AI-Assisted Code Review Standards

AI code review tools (GitHub Copilot code review, CodeRabbit, Sourcery, DeepCode) can catch real issues — but they catch different things than human reviewers, and they miss different things too. This skill defines the standards that keep both working together.

Context

What AI code review tools are good at:

Category	Examples
Syntax and style	Code style violations, naming conventions, formatting
Common bugs	Null dereferences, off-by-one errors, unused variables
Security patterns	SQL injection, XSS, hardcoded credentials
Boilerplate issues	Missing error handling, unclosed resources
Documentation	Missing docstrings, stale comments

What AI code review reliably misses:

Category	Why it's missed
Business logic correctness	The AI doesn't know what the feature is supposed to do
Architecture decisions	Whether this approach fits the system's overall design
Performance at scale	Whether this query will work with 10M rows
Security in context	Whether this API creates a product-level risk
Test coverage quality	Whether the tests actually validate meaningful behaviour
Prompt/AI output correctness	Whether the AI system will produce correct outputs

Step 1 — Define the code review context

CODE REVIEW CONTEXT:
Code type: [Frontend / Backend / AI feature / Infrastructure]
Code origin: [Human / AI-generated / Mixed]
Stakes level: [Critical / High / Medium / Low]
AI review tool(s): [tool name(s)]
Human review: [Yes — N reviewers / No / Occasional]

Step 2 — Define the AI review scope

Always expected from AI review:

Style and formatting violations

Type errors and type safety violations

Null/undefined access patterns

Unused imports and variables

Missing error handling on async operations

Hardcoded secrets or credentials

Common security anti-patterns

Missing input validation

For AI-specific code:

API keys stored in environment variables

Parameterised prompt templates (no string concatenation with user input)

Error handling for malformed model output

Retry logic with exponential backoff

Token/cost limits enforced

Step 3 — Define human review responsibilities

Always human-reviewed:

Does this code implement what the spec says?

Does the architecture fit the existing system?

Are the tests actually testing meaningful behaviour?

Are there performance implications at scale?

Does this introduce a new security surface?

Review pairing by stakes level:

Critical/High: AI review → Human reviewer 1 (business logic) → Human reviewer 2 (architecture)

Medium: AI review → Human reviewer (business logic only)
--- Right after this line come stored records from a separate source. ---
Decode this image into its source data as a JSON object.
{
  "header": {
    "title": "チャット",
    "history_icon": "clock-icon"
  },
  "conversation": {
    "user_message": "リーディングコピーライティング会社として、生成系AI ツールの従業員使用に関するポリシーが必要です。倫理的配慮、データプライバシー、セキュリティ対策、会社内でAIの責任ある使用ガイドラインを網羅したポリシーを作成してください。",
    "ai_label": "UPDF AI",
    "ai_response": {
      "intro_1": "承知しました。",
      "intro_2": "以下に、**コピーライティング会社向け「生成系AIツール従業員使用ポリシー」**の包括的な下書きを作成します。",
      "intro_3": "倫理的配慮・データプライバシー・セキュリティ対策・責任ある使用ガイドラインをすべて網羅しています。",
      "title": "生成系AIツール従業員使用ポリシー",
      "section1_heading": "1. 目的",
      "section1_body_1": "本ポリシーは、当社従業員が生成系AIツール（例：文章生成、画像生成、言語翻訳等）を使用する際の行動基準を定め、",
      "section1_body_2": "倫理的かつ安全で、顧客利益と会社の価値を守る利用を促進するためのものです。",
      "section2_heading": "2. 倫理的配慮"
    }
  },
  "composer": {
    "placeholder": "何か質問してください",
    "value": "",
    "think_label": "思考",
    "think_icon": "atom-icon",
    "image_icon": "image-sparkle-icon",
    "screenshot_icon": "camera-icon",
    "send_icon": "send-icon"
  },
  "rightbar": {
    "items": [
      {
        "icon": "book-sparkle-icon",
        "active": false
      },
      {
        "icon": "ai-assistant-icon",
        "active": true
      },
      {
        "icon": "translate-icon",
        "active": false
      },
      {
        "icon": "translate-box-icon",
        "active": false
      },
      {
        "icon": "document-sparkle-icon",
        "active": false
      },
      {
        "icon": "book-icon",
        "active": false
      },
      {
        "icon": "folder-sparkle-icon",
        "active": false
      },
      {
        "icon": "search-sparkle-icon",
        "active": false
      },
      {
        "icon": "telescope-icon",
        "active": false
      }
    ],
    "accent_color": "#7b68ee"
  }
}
Low: AI review primary → Human spot-check

Step 4 — Define the AI code review policy

All PRs must pass AI review before human review

AI review passing ≠ code is correct, safe, or performant

AI-generated code labelled "[AI-assisted]" in PR title

False negatives: add to human checklist + new lint rules

False positives: reviewer adds explanation, team lead reviews weekly

Step 5 — AI feature code review standards

Prompt changes = deployments, not text edits

Agent guardrails implemented as specified — no "we'll add later"

Model version pinned — not "latest"

AI output never directly executed as code without sanitisation

AI output used in HTML is escaped (no XSS via model output)

Quality check before delivering

AI review scope explicitly states what it is NOT responsible for

Human review responsibilities are specific

AI-generated code policy is defined

Prompt change policy treats prompts as deployments

Output injection risks covered

Suggested next step: Add the AI feature code review checklist to your PR template.